B. Different forms of flexibility have been introduced because economic changes require different workforce able to meet its needs of different organization. Recent years, the more difficult is to organize the environment the more power, responsibility and resources the human resources department needs. Traditionally, women and minorities occupied lower-paying positions and found considerable barriers to entering the labor market. This situation has been changed, because of flexible policies implemented by many organizations and in countries.

Flexible employment policies are necessary tools because of the nature of tasks they involved. For instance, “Flexibility and part-time work under regimes of significant protective and regulatory conditions such as minimum wage legislation is still a feature that is uniquely characteristic of the highly developed industrial economies” (Bharat, Lundall, 2004).

These features are being gradually reproduced in the newly industrializing economies as well but there has as yet been no systemic fervor on the part of the states within these economies to regulate these aspects of employment relations. If corporations are not able to put their policy into practice, it means that in some years they will be unable to operate on the global market. For instance, “Today’s American workplace is dramatically different and more complex than the workplace of two generations ago.” (Flexibility, Choice Are Critical needs, 2002).

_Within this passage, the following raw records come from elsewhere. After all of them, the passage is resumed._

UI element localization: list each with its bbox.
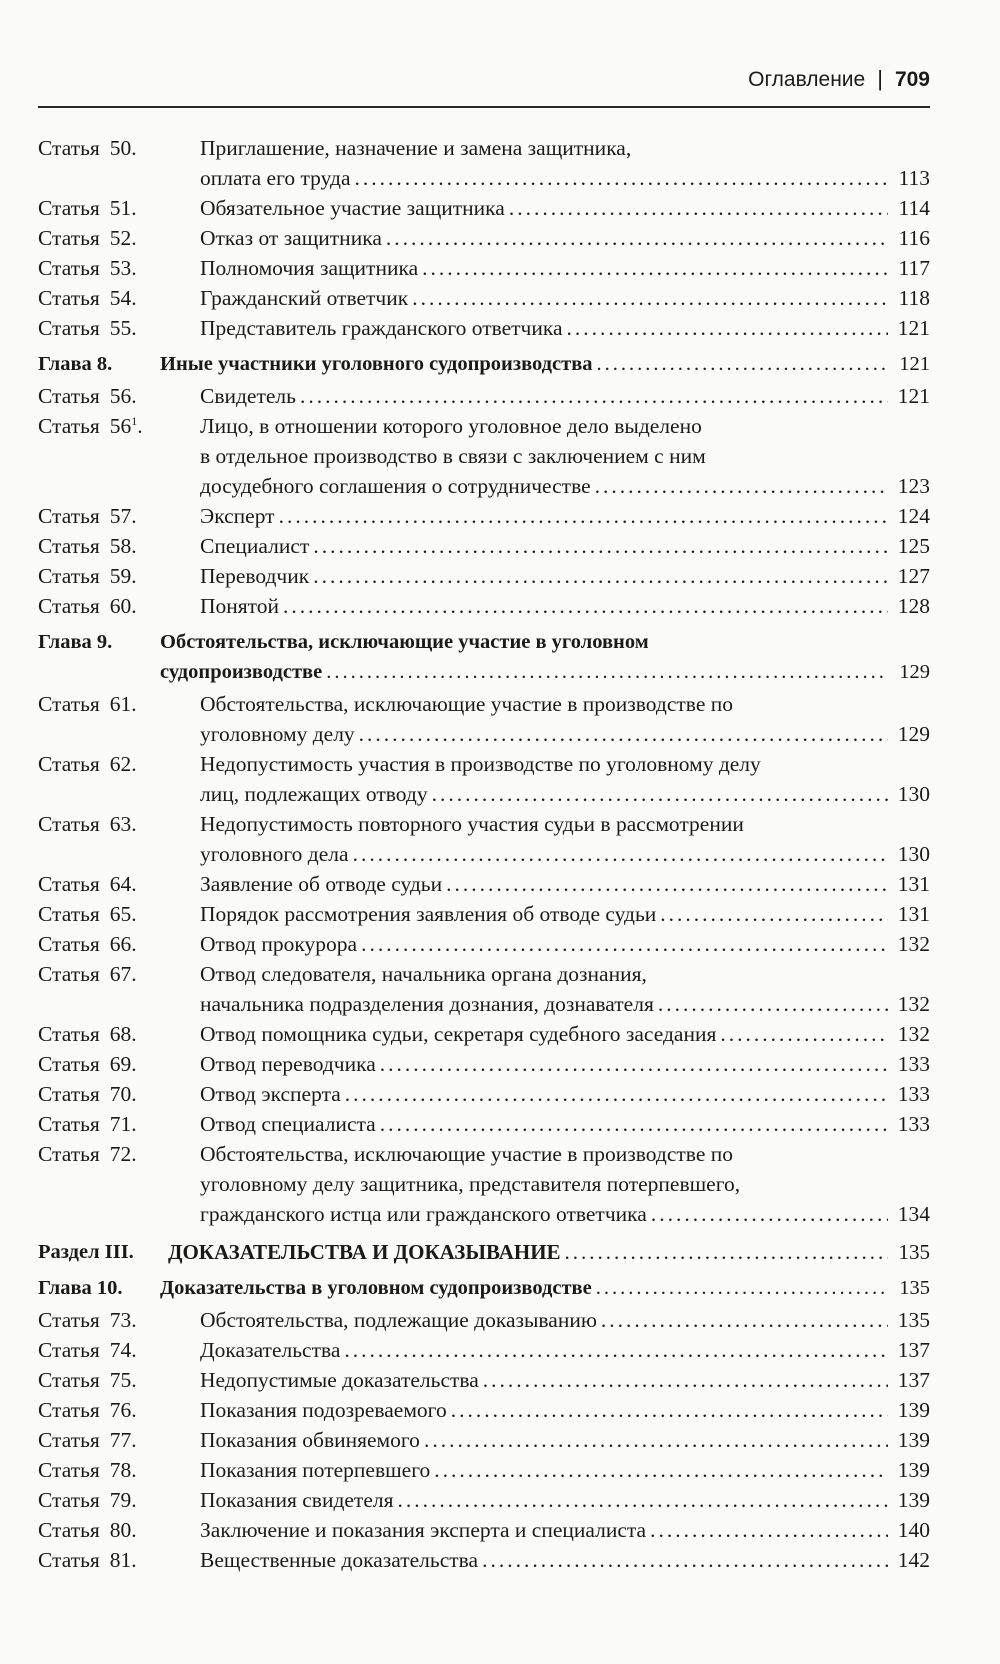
entry-label: [38, 1425, 137, 1455]
entry-page-number: 132: [897, 992, 930, 1016]
entry-label: [38, 1049, 137, 1079]
entry-title-line: Доказательства в уголовном судопроизводстве: [160, 1277, 592, 1299]
toc-article-entry: [38, 253, 930, 283]
entry-title-line: Заключение и показания эксперта и специалиста: [200, 1518, 647, 1542]
entry-label: [38, 1485, 137, 1515]
toc-article-entry: [38, 313, 930, 343]
entry-label: [38, 193, 137, 223]
entry-page-number: 139: [897, 1458, 930, 1482]
dot-leader: [597, 349, 888, 379]
entry-title-line: Недопустимость участия в производстве по уголовному делу: [200, 752, 761, 776]
entry-title-line: Показания потерпевшего: [200, 1458, 431, 1482]
toc-article-entry: [38, 899, 930, 929]
entry-label-text: Статья: [38, 1458, 100, 1482]
dot-leader: [353, 839, 888, 869]
entry-title-line: Порядок рассмотрения заявления об отводе судьи: [200, 902, 657, 926]
dot-leader: [300, 381, 888, 411]
entry-number: 74.: [109, 1338, 137, 1362]
toc-article-entry: [38, 1335, 930, 1365]
dot-leader: [283, 591, 888, 621]
entry-number: 72.: [109, 1142, 137, 1166]
entry-title-line: Обстоятельства, исключающие участие в производстве по: [200, 692, 733, 716]
entry-page-number: 124: [897, 504, 930, 528]
entry-title-line: Полномочия защитника: [200, 256, 419, 280]
toc-article-entry: [38, 1365, 930, 1395]
entry-page-number: 139: [897, 1488, 930, 1512]
entry-label: [38, 1273, 123, 1303]
entry-number-superscript: 1: [131, 413, 138, 428]
entry-page-number: 133: [897, 1112, 930, 1136]
entry-title-line: ДОКАЗАТЕЛЬСТВА И ДОКАЗЫВАНИЕ: [168, 1240, 561, 1264]
dot-leader: [344, 1335, 888, 1365]
entry-number: 54.: [109, 286, 137, 310]
entry-title-line: Свидетель: [200, 384, 296, 408]
entry-title-line: уголовного дела: [200, 842, 349, 866]
toc-article-entry: [38, 959, 930, 1019]
entry-label-text: Статья: [38, 1112, 100, 1136]
dot-leader: [361, 929, 888, 959]
entry-number: 65.: [109, 902, 137, 926]
entry-label-text: Статья: [38, 564, 100, 588]
entry-page-number: 140: [897, 1518, 930, 1542]
entry-label: [38, 591, 137, 621]
entry-number: 75.: [109, 1368, 137, 1392]
entry-label-text: Статья: [38, 594, 100, 618]
entry-label-text: Статья: [38, 1338, 100, 1362]
entry-number: 71.: [109, 1112, 137, 1136]
entry-label-text: Глава 8.: [38, 353, 113, 375]
header-separator: |: [877, 66, 883, 91]
entry-page-number: 129: [899, 661, 930, 683]
entry-label: [38, 1019, 137, 1049]
dot-leader: [398, 1485, 889, 1515]
entry-page-number: 121: [897, 384, 930, 408]
dot-leader: [446, 869, 888, 899]
entry-label-text: Статья: [38, 1082, 100, 1106]
entry-title-line: Отвод переводчика: [200, 1052, 376, 1076]
entry-title-line: уголовному делу защитника, представителя потерпевшего,: [200, 1172, 741, 1196]
entry-page-number: 131: [897, 902, 930, 926]
entry-label: [38, 561, 137, 591]
entry-page-number: 142: [897, 1548, 930, 1572]
entry-label: [38, 869, 137, 899]
toc-article-entry: [38, 531, 930, 561]
toc-article-entry: [38, 1485, 930, 1515]
entry-page-number: 132: [897, 932, 930, 956]
entry-label-text: Статья: [38, 872, 100, 896]
entry-number: 64.: [109, 872, 137, 896]
entry-page-number: 128: [897, 594, 930, 618]
entry-title-line: Обязательное участие защитника: [200, 196, 505, 220]
entry-page-number: 139: [897, 1428, 930, 1452]
toc-article-entry: [38, 1109, 930, 1139]
entry-number: 66.: [109, 932, 137, 956]
dot-leader: [483, 1365, 888, 1395]
entry-number: 68.: [109, 1022, 137, 1046]
toc-article-entry: [38, 591, 930, 621]
toc-article-entry: [38, 1139, 930, 1229]
dot-leader: [432, 779, 888, 809]
entry-page-number: 135: [898, 1240, 930, 1264]
entry-title-line: Показания свидетеля: [200, 1488, 394, 1512]
entry-label: [38, 501, 137, 531]
entry-label: [38, 1079, 137, 1109]
toc-article-entry: [38, 1395, 930, 1425]
entry-number: 77.: [109, 1428, 137, 1452]
entry-title-line: Вещественные доказательства: [200, 1548, 479, 1572]
entry-title-line: Обстоятельства, исключающие участие в уголовном: [160, 631, 649, 653]
entry-page-number: 118: [898, 286, 930, 310]
entry-number: 58.: [109, 534, 137, 558]
toc-section-entry: [38, 1237, 930, 1267]
entry-title-line: Отвод эксперта: [200, 1082, 341, 1106]
entry-label: [38, 959, 137, 989]
entry-label: [38, 899, 137, 929]
entry-label: [38, 1395, 137, 1425]
dot-leader: [386, 223, 888, 253]
entry-title-line: Отвод прокурора: [200, 932, 358, 956]
dot-leader: [658, 989, 888, 1019]
entry-page-number: 130: [897, 842, 930, 866]
entry-title-line: Показания подозреваемого: [200, 1398, 447, 1422]
dot-leader: [326, 657, 888, 687]
dot-leader: [565, 1237, 888, 1267]
entry-label-text: Статья: [38, 384, 100, 408]
toc-article-entry: [38, 381, 930, 411]
entry-label: [38, 1515, 137, 1545]
entry-label-text: Статья: [38, 1548, 100, 1572]
entry-label-text: Статья: [38, 256, 100, 280]
entry-label-text: Глава 9.: [38, 631, 113, 653]
entry-label: [38, 349, 112, 379]
entry-title-line: Переводчик: [200, 564, 310, 588]
dot-leader: [601, 1305, 888, 1335]
entry-number: 67.: [109, 962, 137, 986]
toc-article-entry: [38, 133, 930, 193]
entry-number: 78.: [109, 1458, 137, 1482]
entry-number: 76.: [109, 1398, 137, 1422]
entry-label: [38, 223, 137, 253]
toc-article-entry: [38, 869, 930, 899]
entry-title-line: Заявление об отводе судьи: [200, 872, 443, 896]
entry-number: 69.: [109, 1052, 137, 1076]
entry-title-line: уголовному делу: [200, 722, 355, 746]
entry-page-number: 139: [897, 1398, 930, 1422]
dot-leader: [422, 253, 888, 283]
entry-number: $56^1$.: [109, 413, 143, 438]
entry-title-line: Отказ от защитника: [200, 226, 382, 250]
entry-label-text: Статья: [38, 752, 100, 776]
entry-number: 50.: [109, 136, 137, 160]
dot-leader: [313, 531, 888, 561]
entry-number: 73.: [109, 1308, 137, 1332]
entry-label: [38, 411, 143, 441]
dot-leader: [434, 1455, 888, 1485]
entry-page-number: 137: [897, 1338, 930, 1362]
entry-label: [38, 749, 137, 779]
entry-label-text: Статья: [38, 1398, 100, 1422]
entry-title-line: Показания обвиняемого: [200, 1428, 420, 1452]
entry-number: 70.: [109, 1082, 137, 1106]
entry-number: 62.: [109, 752, 137, 776]
dot-leader: [412, 283, 888, 313]
entry-label: [38, 1365, 137, 1395]
toc-article-entry: [38, 193, 930, 223]
entry-label-text: Статья: [38, 1368, 100, 1392]
dot-leader: [595, 471, 888, 501]
toc-article-entry: [38, 1515, 930, 1545]
entry-number: 60.: [109, 594, 137, 618]
entry-title-line: Гражданский ответчик: [200, 286, 409, 310]
entry-label: [38, 283, 137, 313]
entry-label: [38, 1305, 137, 1335]
entry-title-line: досудебного соглашения о сотрудничестве: [200, 474, 591, 498]
entry-page-number: 137: [897, 1368, 930, 1392]
entry-label-text: Статья: [38, 1518, 100, 1542]
entry-label-text: Статья: [38, 692, 100, 716]
entry-title-line: Отвод специалиста: [200, 1112, 376, 1136]
entry-title-line: Эксперт: [200, 504, 275, 528]
toc-article-entry: [38, 929, 930, 959]
entry-label-text: Статья: [38, 286, 100, 310]
dot-leader: [651, 1199, 888, 1229]
entry-page-number: 125: [897, 534, 930, 558]
toc-article-entry: [38, 749, 930, 809]
entry-number: 61.: [109, 692, 137, 716]
entry-page-number: 121: [897, 316, 930, 340]
entry-page-number: 131: [897, 872, 930, 896]
entry-title-line: Иные участники уголовного судопроизводства: [160, 353, 593, 375]
entry-label: [38, 929, 137, 959]
entry-label-text: Статья: [38, 1488, 100, 1512]
entry-label: [38, 1455, 137, 1485]
dot-leader: [650, 1515, 888, 1545]
entry-title-line: Отвод помощника судьи, секретаря судебного заседания: [200, 1022, 717, 1046]
entry-number: 79.: [109, 1488, 137, 1512]
toc-article-entry: [38, 283, 930, 313]
entry-number: 81.: [109, 1548, 137, 1572]
entry-number: 52.: [109, 226, 137, 250]
toc-article-entry: [38, 1305, 930, 1335]
dot-leader: [355, 163, 889, 193]
toc-chapter-entry: [38, 627, 930, 687]
dot-leader: [720, 1019, 888, 1049]
entry-title-line: оплата его труда: [200, 166, 351, 190]
toc-article-entry: [38, 1425, 930, 1455]
entry-label-text: Статья: [38, 316, 100, 340]
dot-leader: [509, 193, 888, 223]
toc-chapter-entry: [38, 1273, 930, 1303]
entry-label-text: Статья: [38, 962, 100, 986]
entry-number: 55.: [109, 316, 137, 340]
toc-article-entry: [38, 689, 930, 749]
toc-article-entry: [38, 223, 930, 253]
entry-title-line: Лицо, в отношении которого уголовное дело выделено: [200, 414, 702, 438]
entry-label: [38, 253, 137, 283]
dot-leader: [451, 1395, 888, 1425]
dot-leader: [424, 1425, 888, 1455]
entry-page-number: 129: [897, 722, 930, 746]
entry-label-text: Статья: [38, 932, 100, 956]
entry-page-number: 121: [899, 353, 930, 375]
dot-leader: [359, 719, 888, 749]
entry-page-number: 132: [897, 1022, 930, 1046]
entry-label: [38, 627, 112, 657]
entry-page-number: 135: [899, 1277, 930, 1299]
entry-label: [38, 1109, 137, 1139]
entry-title-line: Обстоятельства, исключающие участие в производстве по: [200, 1142, 733, 1166]
entry-number: 51.: [109, 196, 137, 220]
toc-article-entry: [38, 809, 930, 869]
dot-leader: [482, 1545, 888, 1575]
entry-number: 80.: [109, 1518, 137, 1542]
dot-leader: [660, 899, 888, 929]
entry-label-text: Статья: [38, 136, 100, 160]
entry-number: 59.: [109, 564, 137, 588]
entry-title-line: Специалист: [200, 534, 310, 558]
entry-number: 56.: [109, 384, 137, 408]
dot-leader: [380, 1109, 888, 1139]
entry-label: [38, 689, 137, 719]
entry-number: 63.: [109, 812, 137, 836]
entry-title-line: Представитель гражданского ответчика: [200, 316, 563, 340]
entry-page-number: 133: [897, 1052, 930, 1076]
entry-page-number: 116: [898, 226, 930, 250]
toc-chapter-entry: [38, 349, 930, 379]
entry-label-text: Статья: [38, 534, 100, 558]
entry-label: [38, 1335, 137, 1365]
entry-label: [38, 809, 137, 839]
entry-title-line: Недопустимые доказательства: [200, 1368, 479, 1392]
entry-label-text: Статья: [38, 226, 100, 250]
toc-article-entry: [38, 411, 930, 501]
entry-label-text: Статья: [38, 1022, 100, 1046]
entry-label: [38, 381, 137, 411]
entry-page-number: 114: [898, 196, 930, 220]
entry-page-number: 113: [898, 166, 930, 190]
entry-page-number: 135: [897, 1308, 930, 1332]
entry-label-text: Статья: [38, 1428, 100, 1452]
dot-leader: [345, 1079, 888, 1109]
dot-leader: [596, 1273, 888, 1303]
entry-label-text: Статья: [38, 414, 100, 438]
entry-label-text: Статья: [38, 902, 100, 926]
toc-article-entry: [38, 1019, 930, 1049]
entry-title-line: Приглашение, назначение и замена защитника,: [200, 136, 632, 160]
toc-article-entry: [38, 561, 930, 591]
entry-page-number: 123: [897, 474, 930, 498]
entry-number: 57.: [109, 504, 137, 528]
entry-label-text: Статья: [38, 196, 100, 220]
toc-article-entry: [38, 1455, 930, 1485]
entry-label: [38, 1545, 137, 1575]
entry-label: [38, 313, 137, 343]
entry-label: [38, 531, 137, 561]
header-page-number: 709: [894, 68, 930, 91]
toc-article-entry: [38, 1079, 930, 1109]
entry-label-text: Глава 10.: [38, 1277, 123, 1299]
entry-title-line: гражданского истца или гражданского ответчика: [200, 1202, 647, 1226]
entry-number: 53.: [109, 256, 137, 280]
entry-page-number: 133: [897, 1082, 930, 1106]
dot-leader: [313, 561, 888, 591]
entry-label-text: Статья: [38, 1308, 100, 1332]
entry-title-line: в отдельное производство в связи с заключением с ним: [200, 444, 706, 468]
entry-label: [38, 133, 137, 163]
header-title: Оглавление: [748, 68, 866, 91]
entry-title-line: Отвод следователя, начальника органа дознания,: [200, 962, 647, 986]
entry-label-text: Статья: [38, 1142, 100, 1166]
dot-leader: [567, 313, 888, 343]
toc-article-entry: [38, 501, 930, 531]
dot-leader: [380, 1049, 888, 1079]
entry-label-text: Статья: [38, 1052, 100, 1076]
entry-label: [38, 1139, 137, 1169]
entry-title-line: Обстоятельства, подлежащие доказыванию: [200, 1308, 597, 1332]
entry-title-line: Доказательства: [200, 1338, 341, 1362]
entry-page-number: 127: [897, 564, 930, 588]
entry-page-number: 134: [897, 1202, 930, 1226]
entry-label: [38, 1237, 134, 1267]
entry-title-line: лиц, подлежащих отводу: [200, 782, 428, 806]
entry-label-text: Статья: [38, 812, 100, 836]
toc-article-entry: [38, 1049, 930, 1079]
entry-label-text: Статья: [38, 504, 100, 528]
dot-leader: [279, 501, 888, 531]
entry-label-text: Раздел III.: [38, 1241, 134, 1263]
entry-title-line: Недопустимость повторного участия судьи в рассмотрении: [200, 812, 744, 836]
entry-title-line: Понятой: [200, 594, 280, 618]
entry-page-number: 130: [897, 782, 930, 806]
entry-page-number: 117: [898, 256, 930, 280]
table-of-contents: [38, 133, 930, 1575]
running-header: [38, 66, 930, 108]
entry-title-line: судопроизводстве: [160, 661, 323, 683]
toc-article-entry: [38, 1545, 930, 1575]
entry-title-line: начальника подразделения дознания, дознавателя: [200, 992, 654, 1016]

Each difference is recog¬nized as a force within individuals that motivates their behaviors within the workplace. However, even within the U.S. workforce, researchers keep in mind that there are subcultures that can influence behavior. So, one of the important issues in flexible employment policies implies an attempt to understand behavior in the workplace. If this criterion is not met, it can lead to conflicts on all organizational levels. “economies, usually after the limits of further agrarian expansion have been reached as well as a reduction in agricultural sector employment has occurred, flexibility has generally” (Bharat, Lundall, 2004).